IV Pain Medication for Acute Gout
For acute gout flares requiring IV therapy, use IV or intramuscular corticosteroids as the preferred option when oral medications cannot be administered. While guidelines primarily recommend oral agents (corticosteroids, NSAIDs, or colchicine), parenteral corticosteroids are the logical IV alternative when the oral route is unavailable 1.
Primary Recommendation
The 2017 American College of Physicians guideline strongly recommends corticosteroids, NSAIDs, or colchicine for acute gout treatment, with corticosteroids suggested as first-line therapy due to superior safety and equivalent efficacy 1. When IV administration is necessary:
- IV or IM corticosteroids are the evidence-based choice
- Prednisolone 35 mg orally for 5 days has proven efficacy, and parenteral equivalents can be used when oral route is not feasible 1
- Network meta-analysis data suggest IV/IM corticosteroids may be second only to canakinumab (a biologic) for pain reduction 2
Evidence Supporting Parenteral Corticosteroids
High-quality evidence demonstrates that systemic corticosteroids are as effective as NSAIDs for pain reduction but with fewer adverse effects 1, 3. Specifically:
- Corticosteroids showed equivalent pain reduction to NSAIDs at <7 days (SMD -0.09) and ≥7 days (SMD 0.32) 3
- Significantly lower risk of gastrointestinal adverse events: 50% reduction in indigestion, 75% reduction in nausea, and 89% reduction in vomiting compared to NSAIDs 3
- No evidence of increased bleeding risk (RR 0.09) 3
Why Not IV NSAIDs?
While NSAIDs are guideline-recommended for acute gout 1, IV NSAIDs (like ketorolac) are not specifically addressed in gout guidelines and carry significant cardiovascular and renal risks. Recent 2025 data shows NSAIDs increase MACE risk by 56% compared to colchicine in gout patients (HR 1.56), with particular increases in cardiovascular death (HR 2.50) 4. This makes IV corticosteroids the safer parenteral choice.
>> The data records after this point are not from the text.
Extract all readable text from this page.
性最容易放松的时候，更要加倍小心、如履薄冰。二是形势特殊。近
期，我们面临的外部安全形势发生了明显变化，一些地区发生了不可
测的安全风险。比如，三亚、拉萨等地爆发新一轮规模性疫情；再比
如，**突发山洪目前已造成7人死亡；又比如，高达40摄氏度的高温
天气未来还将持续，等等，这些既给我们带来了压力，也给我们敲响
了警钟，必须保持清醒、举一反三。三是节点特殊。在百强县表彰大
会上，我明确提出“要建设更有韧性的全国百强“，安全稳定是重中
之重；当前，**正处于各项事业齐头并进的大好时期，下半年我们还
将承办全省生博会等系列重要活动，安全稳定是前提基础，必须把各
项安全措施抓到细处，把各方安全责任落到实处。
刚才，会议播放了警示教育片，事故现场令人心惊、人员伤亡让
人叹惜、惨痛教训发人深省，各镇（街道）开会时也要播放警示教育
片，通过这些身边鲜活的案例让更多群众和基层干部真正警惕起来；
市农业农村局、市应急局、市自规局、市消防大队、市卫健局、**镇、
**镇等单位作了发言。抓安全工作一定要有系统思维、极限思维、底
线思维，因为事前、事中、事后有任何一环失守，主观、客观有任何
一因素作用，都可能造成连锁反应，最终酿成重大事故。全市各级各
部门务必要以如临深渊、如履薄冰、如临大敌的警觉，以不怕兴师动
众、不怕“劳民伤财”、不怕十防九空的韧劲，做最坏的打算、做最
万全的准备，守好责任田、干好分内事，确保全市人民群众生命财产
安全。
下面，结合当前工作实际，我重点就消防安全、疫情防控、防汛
Alternative: Parenteral ACTH
Animal-derived corticotropin (ACTH) is a second-line parenteral option with moderate-quality evidence showing similar efficacy to NSAIDs and corticosteroids 1, 5. However, it has similar adverse effect profile to corticosteroids and is less commonly available 1.
What About IV Colchicine?
IV colchicine is strongly contraindicated due to severe toxicity and should never be used. Only oral low-dose colchicine (1.2 mg followed by 0.6 mg after 1 hour) is recommended 1.
Practical Approach
When oral medications cannot be given:
- First choice: IV methylprednisolone 40-60 mg or IM triamcinolone 40 mg
- Second choice: IM ACTH (if available)
- Avoid: IV NSAIDs (cardiovascular/renal risks), IV colchicine (toxic)
Important Caveats
- Corticosteroids are contraindicated in systemic fungal infections 1
- Short-term use (5-7 days) minimizes typical steroid adverse effects (dysphoria, hyperglycemia, immune suppression) 1
- Once patient can take oral medications, transition to oral corticosteroids, NSAIDs, or colchicine per standard guidelines 1
The 2020 ACR guideline focuses on urate-lowering therapy rather than acute flare management 6, so the 2017 ACP recommendations remain the most current high-quality guidance for acute treatment 1.